The document, which contains the conclusions of the first-ever Nagasaki archdiocesan synod, examines a variety of problems facing the archdiocese and proposes steps that can be taken toward solutions.
Known in part for the extraordinary faith of the “hidden Christians,” who secretly maintained their faith throughout centuries of persecution despite the lack of even a single priest or written copy of the Bible to guide them, Nagasaki now faces a precipitous decline in Church membership.
Over the past 30 years, the Catholic population here has dropped from 75,000 to only 62,000, and of the 267 marriages performed by the archdiocese in 2013, only 44 were for Catholics.
“In a majority of households, only one member of the family is Catholic,” says Fr Mamoru Yamawaki, president of the synod’s core committee. “The discussion has shifted from how to keep the faith as a family to how people can live their faith as individuals.”
The results can be poignant and tragic: “Children attending a parent’s funeral often cannot join in the prayers and do not even know how to participate in Mass; they are bewildered and upset,” says the new synod document.
A key part of what is needed, the synod maintains, is “care for those who have left the Church, or who have been pushed away from it.” And the latter case, they say, is all too common: “The words and actions of the bishops, priests, and lay leaders” contributes directly to people feeling unwelcome in the Catholic community here.
“The number of divorces has risen. Poverty has increased. There are many reasons the faithful have drifted from the Church," says Fr Yamawaki. “And yet some in the Church have looked only with eyes of judgment. Those eyes are no better than the eyes of the elder brother of the Prodigal Son.”
Indeed, the title accompanying a draft publication of the synod’s declaration also alludes to the parable of the Prodigal Son. It reads, “Let us return to our Father’s house.”
The synod offers three key recommendations to counteract this trend: the spiritual nurture of priests, Religious, and lay people alike, and that all embrace a true inner conversion; a renewed emphasis on faith education and prayer throughout the archdiocese, the formation of catechists, and priestly and religious vocations; and the collective determination as a community to tend to those “neighbors” in society who are suffering.

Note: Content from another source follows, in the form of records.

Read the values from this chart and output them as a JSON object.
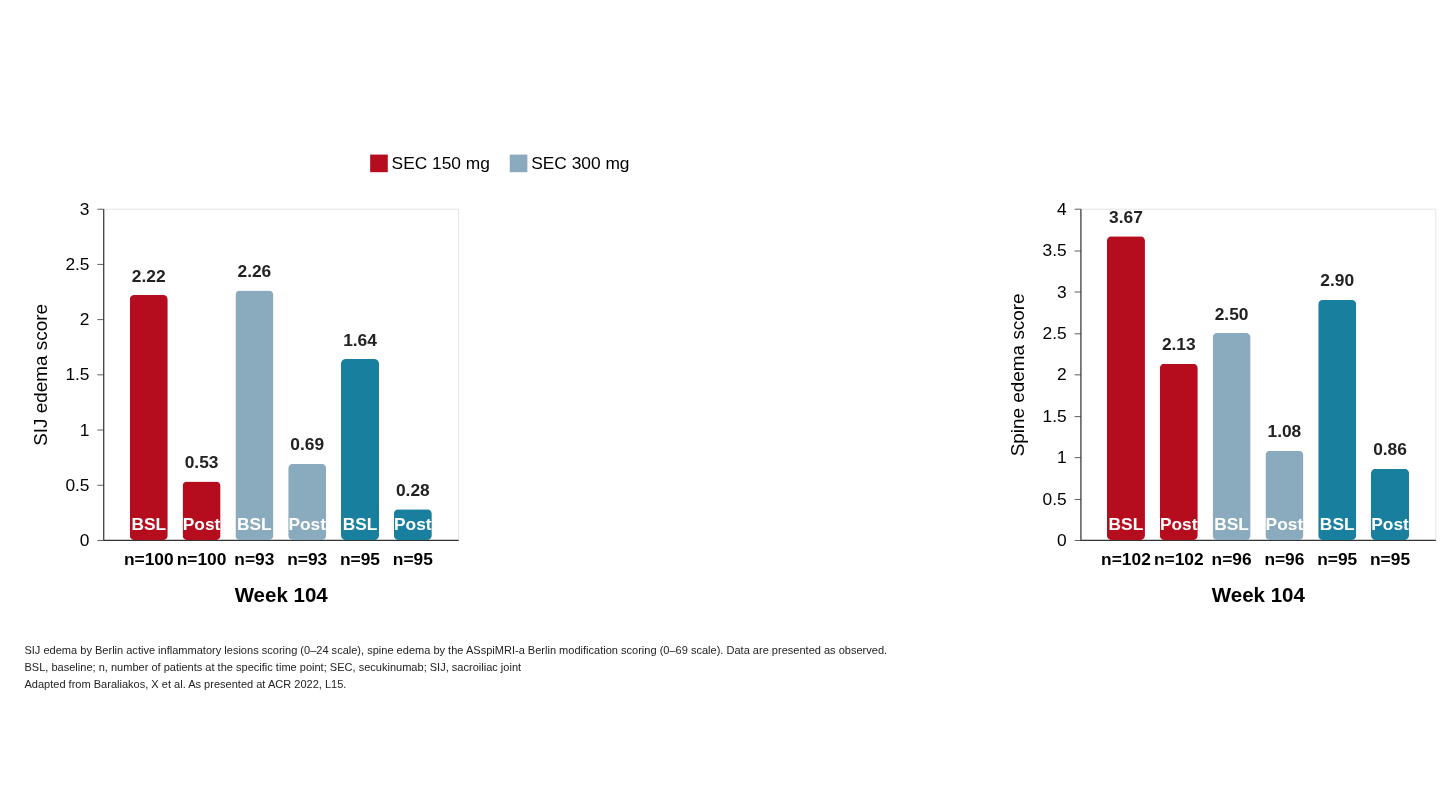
{
  "chart_data": [
    {
      "type": "bar",
      "ylabel": "SIJ edema score",
      "xlabel": "Week 104",
      "categories": [
        "n=100",
        "n=100",
        "n=93",
        "n=93",
        "n=95",
        "n=95"
      ],
      "series": [
        {
          "name": "SEC 150 mg",
          "color": "#b50d1e",
          "values": [
            2.22,
            0.53,
            null,
            null,
            null,
            null
          ]
        },
        {
          "name": "SEC 300 mg",
          "color": "#8aabbd",
          "values": [
            null,
            null,
            2.26,
            0.69,
            null,
            null
          ]
        },
        {
          "color": "#18809e",
          "values": [
            null,
            null,
            null,
            null,
            1.64,
            0.28
          ]
        }
      ],
      "ylim": [
        0,
        3
      ],
      "yticks": [
        0,
        0.5,
        1,
        1.5,
        2,
        2.5,
        3
      ],
      "grid": false,
      "legend": "top",
      "data_labels": true,
      "annotations": [
        {
          "text": "BSL",
          "x": "n=100",
          "y": 0
        },
        {
          "text": "Post",
          "x": "n=100",
          "y": 0
        },
        {
          "text": "BSL",
          "x": "n=93",
          "y": 0
        },
        {
          "text": "Post",
          "x": "n=93",
          "y": 0
        },
        {
          "text": "BSL",
          "x": "n=95",
          "y": 0
        },
        {
          "text": "Post",
          "x": "n=95",
          "y": 0
        },
        "SIJ edema by Berlin active inflammatory lesions scoring (0–24 scale), spine edema by the ASspiMRI-a Berlin modification scoring (0–69 scale). Data are presented as observed.",
        "BSL, baseline; n, number of patients at the specific time point; SEC, secukinumab; SIJ, sacroiliac joint",
        "Adapted from Baraliakos, X et al. As presented at ACR 2022, L15."
      ]
    },
    {
      "type": "bar",
      "ylabel": "Spine edema score",
      "xlabel": "Week 104",
      "categories": [
        "n=102",
        "n=102",
        "n=96",
        "n=96",
        "n=95",
        "n=95"
      ],
      "series": [
        {
          "color": "#b50d1e",
          "values": [
            3.67,
            2.13,
            null,
            null,
            null,
            null
          ],
          "value_labels": [
            "3.67",
            "2.13",
            null,
            null,
            null,
            null
          ]
        },
        {
          "color": "#8aabbd",
          "values": [
            null,
            null,
            2.5,
            1.08,
            null,
            null
          ],
          "value_labels": [
            null,
            null,
            "2.50",
            "1.08",
            null,
            null
          ]
        },
        {
          "color": "#18809e",
          "values": [
            null,
            null,
            null,
            null,
            2.9,
            0.86
          ],
          "value_labels": [
            null,
            null,
            null,
            null,
            "2.90",
            "0.86"
          ]
        }
      ],
      "ylim": [
        0,
        4
      ],
      "yticks": [
        0,
        0.5,
        1,
        1.5,
        2,
        2.5,
        3,
        3.5,
        4
      ],
      "grid": false,
      "annotations": [
        {
          "text": "BSL",
          "x": "n=102",
          "y": 0
        },
        {
          "text": "Post",
          "x": "n=102",
          "y": 0
        },
        {
          "text": "BSL",
          "x": "n=96",
          "y": 0
        },
        {
          "text": "Post",
          "x": "n=96",
          "y": 0
        },
        {
          "text": "BSL",
          "x": "n=95",
          "y": 0
        },
        {
          "text": "Post",
          "x": "n=95",
          "y": 0
        }
      ]
    }
  ]
}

Fr Yamawaki says that one nun privy to the synod’s recommendations confronted him about them, asking, “Are you committed to this?”
“I sensed from her question that, if we are committed, she is determined to join us in our resolve. Lay men and women, too, feel that something must be done for those who have become separated from the Church. It is now up to Church leaders to show in concrete ways how committed we are to this task.”
The synod was convened last year to discuss new directions for the archdiocese in light of its current difficulties. The recommendations in its declaration were formed during a series of four meetings held throughout 2014, and a proposed final draft was submitted to Archbishop Takami in November, who gave it his formal approval earlier this year.
The final promulgation of the document on March 17 was performed at Oura Tenshudo Church in Nagasaki during a Mass commemorating the 150th anniversary of the discovery of the “hidden Christians” of Japan. Cardinal Orlando Beltran Quevedo of Cotabato was present as a special envoy of the pope.